Im besonders milden Südwesten Deutschlands war der Gemeine Holzbock den ganzen Winter 2013/14 hindurch aktiv. Fast könnte man von einem Zeckenwinter sprechen. Dies bestätigen auch die vom Robert Koch-Institut für Januar und Februar 2014 gemeldeten 5 Fälle von FSME, was für diese beiden Monate ungewöhnlich viele waren.

Ob sich die winterliche Wirtsuchaktivität für den Gemeinen Holzbock ausgezahlt hat, ist fraglich, denn viele Wirte sind auch in einem milden Winter nicht sehr aktiv (Kleinsäuger), oder sie überwintern in wärmeren Gefilden (Zugvögel). Seine Chancen, einen Wirt zu finden, waren wahrscheinlich nicht allzu groß. Gleichzeitig kosten auch winterliche Aktivitätsphasen wertvolle Energie, die den Zecken im Sommer unter Umständen fehlen wird, wenn sehr viel mehr potenzielle Wirte den Wald besiedeln.

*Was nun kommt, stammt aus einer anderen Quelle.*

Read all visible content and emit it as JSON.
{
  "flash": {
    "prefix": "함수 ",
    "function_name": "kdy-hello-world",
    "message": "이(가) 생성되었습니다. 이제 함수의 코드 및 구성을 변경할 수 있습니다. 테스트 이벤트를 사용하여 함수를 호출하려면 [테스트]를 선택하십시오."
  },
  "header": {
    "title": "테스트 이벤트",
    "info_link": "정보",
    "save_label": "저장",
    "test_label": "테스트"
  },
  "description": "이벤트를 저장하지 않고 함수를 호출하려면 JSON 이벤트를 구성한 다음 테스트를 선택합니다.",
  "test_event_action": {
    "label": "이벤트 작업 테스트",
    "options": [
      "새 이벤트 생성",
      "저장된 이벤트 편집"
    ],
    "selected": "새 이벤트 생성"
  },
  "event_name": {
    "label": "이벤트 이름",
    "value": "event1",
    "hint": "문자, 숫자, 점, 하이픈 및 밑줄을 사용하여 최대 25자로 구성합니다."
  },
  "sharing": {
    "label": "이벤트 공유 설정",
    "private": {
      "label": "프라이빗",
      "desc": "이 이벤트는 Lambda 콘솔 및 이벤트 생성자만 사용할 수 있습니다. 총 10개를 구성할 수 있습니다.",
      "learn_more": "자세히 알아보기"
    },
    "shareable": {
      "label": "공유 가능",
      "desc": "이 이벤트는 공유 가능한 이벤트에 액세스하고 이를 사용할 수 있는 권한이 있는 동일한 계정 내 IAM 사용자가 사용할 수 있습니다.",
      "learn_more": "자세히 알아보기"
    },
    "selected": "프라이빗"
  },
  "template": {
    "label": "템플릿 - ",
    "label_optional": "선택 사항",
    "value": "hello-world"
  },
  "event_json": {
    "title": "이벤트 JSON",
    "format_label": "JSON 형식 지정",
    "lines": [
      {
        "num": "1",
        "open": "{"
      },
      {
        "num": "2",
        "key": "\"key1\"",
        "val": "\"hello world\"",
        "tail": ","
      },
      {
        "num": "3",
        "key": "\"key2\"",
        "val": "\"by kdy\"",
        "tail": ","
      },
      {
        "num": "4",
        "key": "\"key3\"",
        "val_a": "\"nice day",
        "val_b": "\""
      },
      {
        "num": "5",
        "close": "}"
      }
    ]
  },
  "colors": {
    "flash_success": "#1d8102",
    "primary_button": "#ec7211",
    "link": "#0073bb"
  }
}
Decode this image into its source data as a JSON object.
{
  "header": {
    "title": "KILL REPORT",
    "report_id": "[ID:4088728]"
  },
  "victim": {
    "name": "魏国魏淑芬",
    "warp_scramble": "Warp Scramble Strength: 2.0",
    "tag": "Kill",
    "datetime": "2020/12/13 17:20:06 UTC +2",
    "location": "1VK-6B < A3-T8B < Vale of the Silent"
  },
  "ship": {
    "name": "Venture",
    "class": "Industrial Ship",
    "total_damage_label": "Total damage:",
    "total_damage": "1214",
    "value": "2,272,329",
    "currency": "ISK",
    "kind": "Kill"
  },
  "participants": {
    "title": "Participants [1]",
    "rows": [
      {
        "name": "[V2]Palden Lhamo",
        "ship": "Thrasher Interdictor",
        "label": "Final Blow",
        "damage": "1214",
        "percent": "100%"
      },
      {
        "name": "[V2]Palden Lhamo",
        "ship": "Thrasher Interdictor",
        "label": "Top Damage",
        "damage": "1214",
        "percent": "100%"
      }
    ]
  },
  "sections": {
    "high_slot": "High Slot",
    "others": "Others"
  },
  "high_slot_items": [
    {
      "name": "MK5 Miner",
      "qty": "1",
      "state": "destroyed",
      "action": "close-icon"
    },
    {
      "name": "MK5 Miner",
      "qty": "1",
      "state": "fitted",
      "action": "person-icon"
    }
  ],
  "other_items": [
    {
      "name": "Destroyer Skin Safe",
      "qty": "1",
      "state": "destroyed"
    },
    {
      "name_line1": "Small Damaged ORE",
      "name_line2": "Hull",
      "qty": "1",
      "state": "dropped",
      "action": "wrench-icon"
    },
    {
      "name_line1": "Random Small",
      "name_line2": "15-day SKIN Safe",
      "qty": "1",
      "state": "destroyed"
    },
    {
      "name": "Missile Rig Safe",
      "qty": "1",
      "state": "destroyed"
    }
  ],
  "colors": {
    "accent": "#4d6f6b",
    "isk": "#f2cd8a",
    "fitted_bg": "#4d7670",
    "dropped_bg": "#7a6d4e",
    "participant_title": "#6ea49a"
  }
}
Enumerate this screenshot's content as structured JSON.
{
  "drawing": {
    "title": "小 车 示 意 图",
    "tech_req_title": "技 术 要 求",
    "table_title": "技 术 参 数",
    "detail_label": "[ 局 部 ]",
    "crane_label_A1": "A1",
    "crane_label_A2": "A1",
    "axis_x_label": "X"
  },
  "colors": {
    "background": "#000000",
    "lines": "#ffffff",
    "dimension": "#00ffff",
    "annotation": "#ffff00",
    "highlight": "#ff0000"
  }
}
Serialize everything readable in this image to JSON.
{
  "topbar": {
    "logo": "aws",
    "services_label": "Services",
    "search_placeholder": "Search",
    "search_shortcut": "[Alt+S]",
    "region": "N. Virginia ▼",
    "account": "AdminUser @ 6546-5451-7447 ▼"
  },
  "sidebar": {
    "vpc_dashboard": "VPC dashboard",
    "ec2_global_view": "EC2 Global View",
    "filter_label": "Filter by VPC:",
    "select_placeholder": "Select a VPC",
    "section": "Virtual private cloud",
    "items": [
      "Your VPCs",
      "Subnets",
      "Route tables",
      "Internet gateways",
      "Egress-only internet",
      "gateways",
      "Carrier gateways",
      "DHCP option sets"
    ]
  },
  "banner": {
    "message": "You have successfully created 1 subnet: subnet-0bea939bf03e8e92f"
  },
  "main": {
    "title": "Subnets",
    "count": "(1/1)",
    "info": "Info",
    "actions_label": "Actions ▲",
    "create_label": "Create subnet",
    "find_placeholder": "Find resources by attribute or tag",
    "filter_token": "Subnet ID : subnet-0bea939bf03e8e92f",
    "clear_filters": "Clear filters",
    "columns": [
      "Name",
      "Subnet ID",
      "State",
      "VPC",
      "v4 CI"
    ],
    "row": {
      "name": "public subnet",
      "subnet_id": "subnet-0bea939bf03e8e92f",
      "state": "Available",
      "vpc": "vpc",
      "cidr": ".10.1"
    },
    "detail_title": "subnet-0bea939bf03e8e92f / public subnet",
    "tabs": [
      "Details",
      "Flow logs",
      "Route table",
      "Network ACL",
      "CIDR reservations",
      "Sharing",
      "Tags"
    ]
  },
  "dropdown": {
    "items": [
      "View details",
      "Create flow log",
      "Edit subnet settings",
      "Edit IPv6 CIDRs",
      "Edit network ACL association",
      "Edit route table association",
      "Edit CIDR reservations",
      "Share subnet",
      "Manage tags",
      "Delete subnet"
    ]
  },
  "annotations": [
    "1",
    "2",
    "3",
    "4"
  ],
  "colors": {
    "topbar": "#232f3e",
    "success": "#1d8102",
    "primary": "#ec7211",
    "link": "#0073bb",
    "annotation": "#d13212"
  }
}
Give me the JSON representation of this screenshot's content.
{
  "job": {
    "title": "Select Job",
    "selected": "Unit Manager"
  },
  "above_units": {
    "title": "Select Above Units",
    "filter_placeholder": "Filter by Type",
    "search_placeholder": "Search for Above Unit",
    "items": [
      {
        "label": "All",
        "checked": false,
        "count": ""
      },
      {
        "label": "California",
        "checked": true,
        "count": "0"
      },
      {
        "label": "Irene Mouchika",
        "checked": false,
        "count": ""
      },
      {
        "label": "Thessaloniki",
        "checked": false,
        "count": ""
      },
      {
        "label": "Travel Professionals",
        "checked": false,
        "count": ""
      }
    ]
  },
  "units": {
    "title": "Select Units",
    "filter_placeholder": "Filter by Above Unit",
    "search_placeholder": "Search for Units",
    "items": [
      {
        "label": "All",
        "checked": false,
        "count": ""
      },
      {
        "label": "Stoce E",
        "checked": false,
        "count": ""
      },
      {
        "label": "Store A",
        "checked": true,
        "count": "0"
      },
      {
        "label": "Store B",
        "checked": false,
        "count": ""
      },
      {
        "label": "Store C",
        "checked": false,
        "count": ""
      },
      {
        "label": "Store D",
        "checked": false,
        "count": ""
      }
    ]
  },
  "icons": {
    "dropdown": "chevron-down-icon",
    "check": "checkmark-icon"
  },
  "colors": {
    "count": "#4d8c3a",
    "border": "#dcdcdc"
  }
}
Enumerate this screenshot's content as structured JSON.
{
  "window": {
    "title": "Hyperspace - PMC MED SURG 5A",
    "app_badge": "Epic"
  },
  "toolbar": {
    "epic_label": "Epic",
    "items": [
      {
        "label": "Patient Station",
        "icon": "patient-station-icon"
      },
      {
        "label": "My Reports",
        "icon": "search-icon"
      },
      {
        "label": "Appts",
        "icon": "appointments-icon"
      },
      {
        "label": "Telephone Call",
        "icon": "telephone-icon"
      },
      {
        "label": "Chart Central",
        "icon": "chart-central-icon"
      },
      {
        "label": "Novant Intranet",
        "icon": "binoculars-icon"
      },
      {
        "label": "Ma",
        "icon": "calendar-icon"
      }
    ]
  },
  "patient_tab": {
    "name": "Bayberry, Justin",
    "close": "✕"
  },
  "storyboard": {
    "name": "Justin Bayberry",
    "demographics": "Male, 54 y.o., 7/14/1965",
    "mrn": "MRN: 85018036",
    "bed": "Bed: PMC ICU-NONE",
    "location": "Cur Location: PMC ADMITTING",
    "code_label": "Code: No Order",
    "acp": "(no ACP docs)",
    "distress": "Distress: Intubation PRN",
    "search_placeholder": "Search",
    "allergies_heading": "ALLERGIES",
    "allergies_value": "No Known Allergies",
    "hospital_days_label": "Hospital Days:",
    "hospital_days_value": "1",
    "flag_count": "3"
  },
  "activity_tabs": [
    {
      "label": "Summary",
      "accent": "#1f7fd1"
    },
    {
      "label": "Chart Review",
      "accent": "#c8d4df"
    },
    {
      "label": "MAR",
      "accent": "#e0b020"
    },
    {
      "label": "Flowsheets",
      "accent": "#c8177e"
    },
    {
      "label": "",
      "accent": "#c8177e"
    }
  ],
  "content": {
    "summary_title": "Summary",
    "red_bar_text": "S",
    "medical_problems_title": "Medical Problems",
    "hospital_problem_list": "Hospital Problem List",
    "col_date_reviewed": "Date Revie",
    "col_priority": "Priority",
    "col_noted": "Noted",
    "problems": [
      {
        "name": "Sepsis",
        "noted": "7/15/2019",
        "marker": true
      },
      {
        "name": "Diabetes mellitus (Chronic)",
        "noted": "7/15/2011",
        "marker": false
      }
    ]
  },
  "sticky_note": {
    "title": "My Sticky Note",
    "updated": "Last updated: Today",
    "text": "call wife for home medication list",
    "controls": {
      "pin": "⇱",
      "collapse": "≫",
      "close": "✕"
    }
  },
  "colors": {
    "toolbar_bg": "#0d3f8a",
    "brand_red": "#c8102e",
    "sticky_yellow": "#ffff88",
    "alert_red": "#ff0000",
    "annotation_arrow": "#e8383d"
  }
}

Es ist auch nicht so, dass in milden Wintern sehr viel mehr Zecken überleben als sonst. Unter einer Schneedecke überlebt der Gemeine Holzbock auch tiefe Temperaturen sehr gut, ansonsten würde man ihn z.B. in Schweden nicht so häufig antreffen.

Die hohe Zeckenaktivität am Ende dieses Winters ist auch kein Gradmesser für das zu erwartende Aktivitätsniveau im kommenden Sommer, obwohl fälschlicherweise immer wieder zu lesen ist, dass auf milde Winter Zeckenjahre folgen. Der Winter 2006/2007 beispielsweise war in Deutschland extrem mild. Auch damals waren die Zecken durchgehend aktiv und bereits im März erreichte die Zeckenaktivität Rekordwerte. Ein extrem trockener und warmer April sorgte dann aber offenbar dafür, dass viele Zecken an Wassermangel eingingen, und die Zeckenaktivität war in den folgenden Monaten – entgegen den Langzeitvorhersagen einiger sogenannter Experten – verhältnismäßig gering. Insofern beschränkt sich www.zeckenwetter.de auf Kurzzeitvorhersagen der Zeckenaktivität.